While “Trans – fat” is taken in food, the work of enzymes which digest fat is disturbed / stopped, the semi-digested fat is stored in the body and the unhealthy cholesterol generated by them coats the veins with plaques, which causes heart attacks. The normal fat in our food is digested in 18 days but transfat takes 51 days to get digested. So, the work of enzymes, which digest fat is disturbed. Therefore, new vanaspati ghee is considered poisonous.
In the United States of America a voluntary organization namely “Ban Transfat” is founded to fight against the demon of “Transfat”. It taught a strong lesson to fast food giant “Mc Donalds”. In 2002,“Mc Donalds” declared that it will drive out “Transfat” from all its establishments. “Mc Donalds” company failed to keep its promise & so “Ban Transfat” sued against it.
Because of this claim “Mc Donalds” company was compelled to pay 7 hundred thousand dollars as penalty to Heart Association of America & to put boards mentioning that their food items are not free from “Transfat” in all its restaurants. KRAFT Company of America was using “Transfat” in its chocolates. ”Ban Transfat” warned it. So KRAFT company had to stop the use of vanaspati ghee in its chocolates. India also needs such an organization.The Centre for Science & Environment in Delhi published a revealing report & proved that the edible oils available in Indian markets contain dangerous Transfats, which are responsible for cancer, diabetes & heart attacks. In India, the business of hydrogenated vegetable oil is under big businessmen and forms a big powerful lobby.
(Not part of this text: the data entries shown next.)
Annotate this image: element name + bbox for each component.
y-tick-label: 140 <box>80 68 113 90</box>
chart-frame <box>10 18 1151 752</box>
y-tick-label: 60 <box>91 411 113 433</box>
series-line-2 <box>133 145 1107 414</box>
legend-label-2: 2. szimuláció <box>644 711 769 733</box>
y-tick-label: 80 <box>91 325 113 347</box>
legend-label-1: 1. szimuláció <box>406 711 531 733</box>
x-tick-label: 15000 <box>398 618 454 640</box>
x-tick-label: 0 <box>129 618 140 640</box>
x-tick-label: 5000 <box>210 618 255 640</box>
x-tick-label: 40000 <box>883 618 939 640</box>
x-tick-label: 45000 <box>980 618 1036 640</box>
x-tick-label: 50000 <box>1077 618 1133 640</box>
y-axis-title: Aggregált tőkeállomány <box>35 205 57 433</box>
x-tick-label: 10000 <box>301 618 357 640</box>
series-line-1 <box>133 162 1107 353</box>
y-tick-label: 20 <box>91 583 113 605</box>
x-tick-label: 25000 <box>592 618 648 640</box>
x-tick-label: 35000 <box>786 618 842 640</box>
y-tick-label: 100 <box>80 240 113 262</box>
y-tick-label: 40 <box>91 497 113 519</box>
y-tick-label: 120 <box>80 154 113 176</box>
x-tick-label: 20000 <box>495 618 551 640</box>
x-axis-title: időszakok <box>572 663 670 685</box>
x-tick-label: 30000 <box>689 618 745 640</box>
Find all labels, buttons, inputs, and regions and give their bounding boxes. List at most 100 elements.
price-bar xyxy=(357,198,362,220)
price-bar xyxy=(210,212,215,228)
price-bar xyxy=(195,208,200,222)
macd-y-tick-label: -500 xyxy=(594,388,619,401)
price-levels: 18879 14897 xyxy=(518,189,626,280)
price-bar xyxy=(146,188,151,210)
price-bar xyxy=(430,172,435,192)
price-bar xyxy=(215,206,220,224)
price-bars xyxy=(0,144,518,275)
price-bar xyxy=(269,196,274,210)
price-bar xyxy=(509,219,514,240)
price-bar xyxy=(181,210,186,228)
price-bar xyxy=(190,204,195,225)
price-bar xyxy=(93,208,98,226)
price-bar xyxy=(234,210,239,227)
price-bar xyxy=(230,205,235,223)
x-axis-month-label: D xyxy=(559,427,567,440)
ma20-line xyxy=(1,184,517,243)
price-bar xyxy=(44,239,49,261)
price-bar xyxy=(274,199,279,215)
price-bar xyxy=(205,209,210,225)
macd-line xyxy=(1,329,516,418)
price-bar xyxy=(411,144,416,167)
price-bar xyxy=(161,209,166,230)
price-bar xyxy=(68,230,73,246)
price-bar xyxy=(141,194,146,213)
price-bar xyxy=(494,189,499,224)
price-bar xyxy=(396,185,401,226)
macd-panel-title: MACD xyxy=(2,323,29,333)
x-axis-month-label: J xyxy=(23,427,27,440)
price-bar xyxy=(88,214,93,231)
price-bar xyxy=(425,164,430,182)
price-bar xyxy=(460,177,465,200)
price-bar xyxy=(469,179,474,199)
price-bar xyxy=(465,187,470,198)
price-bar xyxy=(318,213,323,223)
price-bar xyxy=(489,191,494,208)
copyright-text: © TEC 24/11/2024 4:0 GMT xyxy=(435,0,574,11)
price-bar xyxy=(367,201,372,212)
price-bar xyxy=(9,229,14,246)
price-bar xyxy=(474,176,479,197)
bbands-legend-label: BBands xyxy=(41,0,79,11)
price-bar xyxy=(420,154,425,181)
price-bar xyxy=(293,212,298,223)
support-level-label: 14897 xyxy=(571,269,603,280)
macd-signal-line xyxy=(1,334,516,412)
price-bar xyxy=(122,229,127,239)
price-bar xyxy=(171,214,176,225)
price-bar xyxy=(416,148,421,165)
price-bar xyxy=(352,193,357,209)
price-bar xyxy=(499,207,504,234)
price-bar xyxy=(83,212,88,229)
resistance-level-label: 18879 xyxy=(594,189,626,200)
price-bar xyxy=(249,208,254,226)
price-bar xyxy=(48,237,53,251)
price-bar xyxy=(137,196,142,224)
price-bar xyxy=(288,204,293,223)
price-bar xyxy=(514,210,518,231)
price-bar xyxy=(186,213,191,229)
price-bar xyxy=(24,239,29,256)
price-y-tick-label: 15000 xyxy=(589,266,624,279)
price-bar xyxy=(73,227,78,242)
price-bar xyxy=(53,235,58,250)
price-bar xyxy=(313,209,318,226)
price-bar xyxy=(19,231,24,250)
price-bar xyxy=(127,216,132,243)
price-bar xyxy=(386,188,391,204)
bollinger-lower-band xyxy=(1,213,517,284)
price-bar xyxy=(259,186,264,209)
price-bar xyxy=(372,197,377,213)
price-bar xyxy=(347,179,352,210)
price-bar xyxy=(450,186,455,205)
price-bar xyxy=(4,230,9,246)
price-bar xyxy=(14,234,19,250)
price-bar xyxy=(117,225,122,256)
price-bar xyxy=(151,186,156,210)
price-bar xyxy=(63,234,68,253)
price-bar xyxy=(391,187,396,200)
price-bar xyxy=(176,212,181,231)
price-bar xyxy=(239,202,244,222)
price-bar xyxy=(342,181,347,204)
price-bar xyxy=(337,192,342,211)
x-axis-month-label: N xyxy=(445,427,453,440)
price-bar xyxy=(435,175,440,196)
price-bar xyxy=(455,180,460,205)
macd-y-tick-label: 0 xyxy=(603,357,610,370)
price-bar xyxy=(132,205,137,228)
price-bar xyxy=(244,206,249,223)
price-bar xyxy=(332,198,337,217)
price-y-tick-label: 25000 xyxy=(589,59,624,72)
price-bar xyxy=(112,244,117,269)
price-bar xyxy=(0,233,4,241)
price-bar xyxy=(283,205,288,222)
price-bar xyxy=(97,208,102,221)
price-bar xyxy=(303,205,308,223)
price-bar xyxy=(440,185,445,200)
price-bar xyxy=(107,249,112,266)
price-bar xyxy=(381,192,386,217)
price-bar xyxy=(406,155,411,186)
It will take years for the government to ban transfat. Hence it is better for people to avoid voluntarily the use of transfat in fried food available in the market. Only then will our people will be saved from the poisonous effects of transfat. The percentage of Heart attacks in India is dangerously increasing. After knowing all this wouldn't it be wise to avoid vanaspati ghee? Those who wish to keep their heart and health safe, should stay away from “Transfat” as much as possible.